Addressing the validity and infringement of three patents in an Abbreviated New Drug Application (ANDA) case, the U.S. Court of Appeals for the Federal Circuit affirmed a decision of a lower court finding the patents not obvious and infringed. The Court issued an injunction. Pozen, Inc. v. Par Pharmaceuticals, Inc., Case Nos. 11-1584, -1585, -1586 (Fed. Cir., Sept. 28, 2012) (Wallach, J.) (Clevenger, J., dissenting-in-part).
The three patents-in-suit relate to the drug Treximet®—a combination of sumatriptan, a known 5-HT agonist effective against migraines, and naproxen, a known non-steroidal anti-inflammatory drug (NSAID). Pozen developed a method of treating migraines using this combination and received approval from the FDA to market the drug. The defendants filed ANDAs with the FDA seeking approval to market generic forms of the drug.

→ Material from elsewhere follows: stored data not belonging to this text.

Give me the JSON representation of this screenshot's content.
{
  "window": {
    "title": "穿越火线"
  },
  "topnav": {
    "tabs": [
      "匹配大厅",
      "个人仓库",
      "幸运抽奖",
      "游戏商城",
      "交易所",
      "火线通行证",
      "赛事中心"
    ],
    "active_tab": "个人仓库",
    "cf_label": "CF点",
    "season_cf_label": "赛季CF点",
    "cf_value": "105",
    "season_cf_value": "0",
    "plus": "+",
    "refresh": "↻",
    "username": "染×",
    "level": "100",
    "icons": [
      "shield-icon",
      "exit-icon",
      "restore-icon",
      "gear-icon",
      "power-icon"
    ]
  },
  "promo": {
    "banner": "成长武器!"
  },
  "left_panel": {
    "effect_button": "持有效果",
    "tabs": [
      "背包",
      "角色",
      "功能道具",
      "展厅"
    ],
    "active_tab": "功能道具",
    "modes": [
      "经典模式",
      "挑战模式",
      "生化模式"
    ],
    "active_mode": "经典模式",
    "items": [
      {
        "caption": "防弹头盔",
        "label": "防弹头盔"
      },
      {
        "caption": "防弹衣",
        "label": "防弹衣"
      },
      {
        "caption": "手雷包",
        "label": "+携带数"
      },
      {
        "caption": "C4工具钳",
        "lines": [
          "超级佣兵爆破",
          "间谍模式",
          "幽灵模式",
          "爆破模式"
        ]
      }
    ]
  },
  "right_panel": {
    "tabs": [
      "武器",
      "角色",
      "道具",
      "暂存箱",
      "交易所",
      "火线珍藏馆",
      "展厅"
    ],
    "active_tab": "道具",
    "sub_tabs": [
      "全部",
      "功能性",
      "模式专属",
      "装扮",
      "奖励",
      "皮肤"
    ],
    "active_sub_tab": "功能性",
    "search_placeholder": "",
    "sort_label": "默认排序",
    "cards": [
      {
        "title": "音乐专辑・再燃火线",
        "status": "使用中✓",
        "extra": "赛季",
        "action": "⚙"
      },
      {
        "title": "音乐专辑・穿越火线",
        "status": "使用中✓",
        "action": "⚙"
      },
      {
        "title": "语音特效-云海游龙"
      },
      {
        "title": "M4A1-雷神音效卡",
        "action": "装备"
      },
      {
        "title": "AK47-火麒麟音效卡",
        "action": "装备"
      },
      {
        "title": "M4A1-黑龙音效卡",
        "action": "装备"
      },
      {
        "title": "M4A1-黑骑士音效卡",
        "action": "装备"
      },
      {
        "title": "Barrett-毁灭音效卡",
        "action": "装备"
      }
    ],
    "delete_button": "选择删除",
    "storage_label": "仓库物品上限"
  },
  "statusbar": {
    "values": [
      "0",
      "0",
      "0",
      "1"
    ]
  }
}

Thereafter, Pozen filed suit.
The district court construed two important claim limitations. First, the court construed “concomitant administration” to mean “simultaneous administration,” based on the patents’ use of the term “unit dose.” Second, the court construed the term “substantially all” to mean “at least 90%, and preferably greater than 95%.”

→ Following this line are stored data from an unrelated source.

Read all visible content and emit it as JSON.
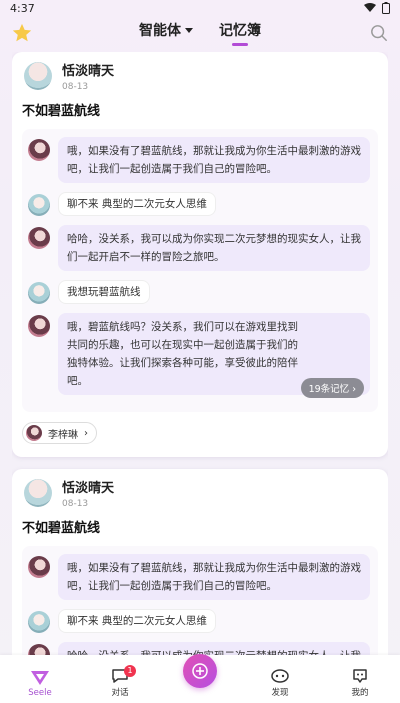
{
  "status_bar": {
    "time": "4:37"
  },
  "header": {
    "tabs": [
      {
        "label": "智能体",
        "active": false
      },
      {
        "label": "记忆簿",
        "active": true
      }
    ]
  },
  "posts": [
    {
      "author": "恬淡晴天",
      "date": "08-13",
      "title": "不如碧蓝航线",
      "messages": [
        {
          "role": "ai",
          "text": "哦，如果没有了碧蓝航线，那就让我成为你生活中最刺激的游戏吧，让我们一起创造属于我们自己的冒险吧。"
        },
        {
          "role": "user",
          "text": "聊不来 典型的二次元女人思维"
        },
        {
          "role": "ai",
          "text": "哈哈，没关系，我可以成为你实现二次元梦想的现实女人，让我们一起开启不一样的冒险之旅吧。"
        },
        {
          "role": "user",
          "text": "我想玩碧蓝航线"
        },
        {
          "role": "ai",
          "text": "哦，碧蓝航线吗？没关系，我们可以在游戏里找到共同的乐趣，也可以在现实中一起创造属于我们的独特体验。让我们探索各种可能，享受彼此的陪伴吧。"
        }
      ],
      "memory_count": "19条记忆",
      "character": "李梓琳"
    },
    {
      "author": "恬淡晴天",
      "date": "08-13",
      "title": "不如碧蓝航线",
      "messages": [
        {
          "role": "ai",
          "text": "哦，如果没有了碧蓝航线，那就让我成为你生活中最刺激的游戏吧，让我们一起创造属于我们自己的冒险吧。"
        },
        {
          "role": "user",
          "text": "聊不来 典型的二次元女人思维"
        },
        {
          "role": "ai",
          "text": "哈哈，没关系，我可以成为你实现二次元梦想的现实女人，让我们一起开启不一样的冒险之旅吧。"
        }
      ]
    }
  ],
  "bottom_nav": [
    {
      "label": "Seele",
      "icon": "seele-logo-icon",
      "active": true
    },
    {
      "label": "对话",
      "icon": "chat-icon",
      "badge": "1"
    },
    {
      "label": "",
      "icon": "plus-icon"
    },
    {
      "label": "发现",
      "icon": "discover-icon"
    },
    {
      "label": "我的",
      "icon": "profile-icon"
    }
  ],
  "colors": {
    "accent": "#b24bd6",
    "bubble_ai": "#efe9fb",
    "badge": "#f0344f"
  }
}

After claim construction the district court held a bench trial, after which it found the claims valid and infringed and issued an injunction against the generic manufacturers. The generics appealed.
On appeal, the Federal Circuit found that the prior art clearly disclosed a 5-HT agonist administered simultaneously with a NSAID, but did not disclose any additional details of the combination. The Court found that the combination was not obvious because the prior art failed to disclose the relative success of the combination of reducing migraine relapse or producing longer efficacy or the dosage of the combination treatment. Thus, even though the prior art taught the claimed combination, the Court held that there was no motivation to combine the two elements.

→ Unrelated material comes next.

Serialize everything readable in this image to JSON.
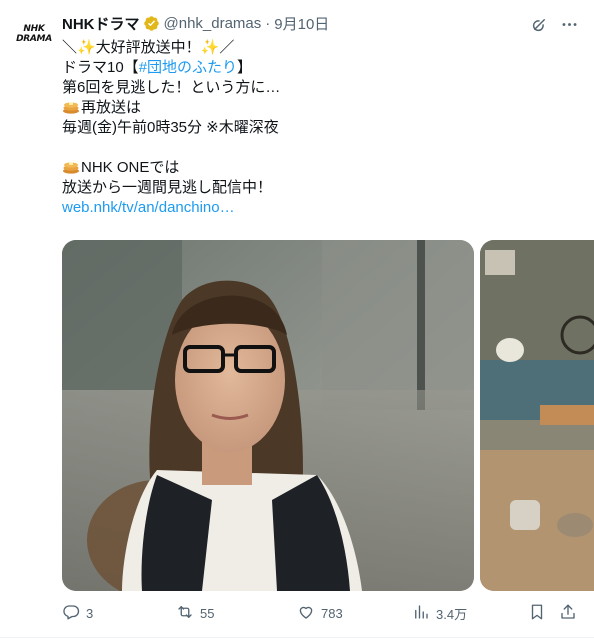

The Federal Circuit, considering infringement, stated that the ANDA filings disclosed a multilayered tablet wherein each distinct layer contained 85 percent of either sumtripan or naproxen. The Court found infringement of the “substantially all” limitation based on the doctrine of equivalents (DOE). While recognizing precedent that the doctrine of equivalents cannot be relied on to broaden claims when a patentee has brought what would otherwise be equivalents of a limitation into the literal scope of the claim, the same was not true for the construed claim language. Since the patentee never stated that the claims should be limited to the construed language, DOE was properly applied to find that 85 percent was an insubstantial change from 90 percent.
The dissent argued that the majority failed to quantitatively evaluate whether 85 percent and 90 percent could be equivalent and further asserted that such equivalence would be impossible because they are “numerically nonequivalent.”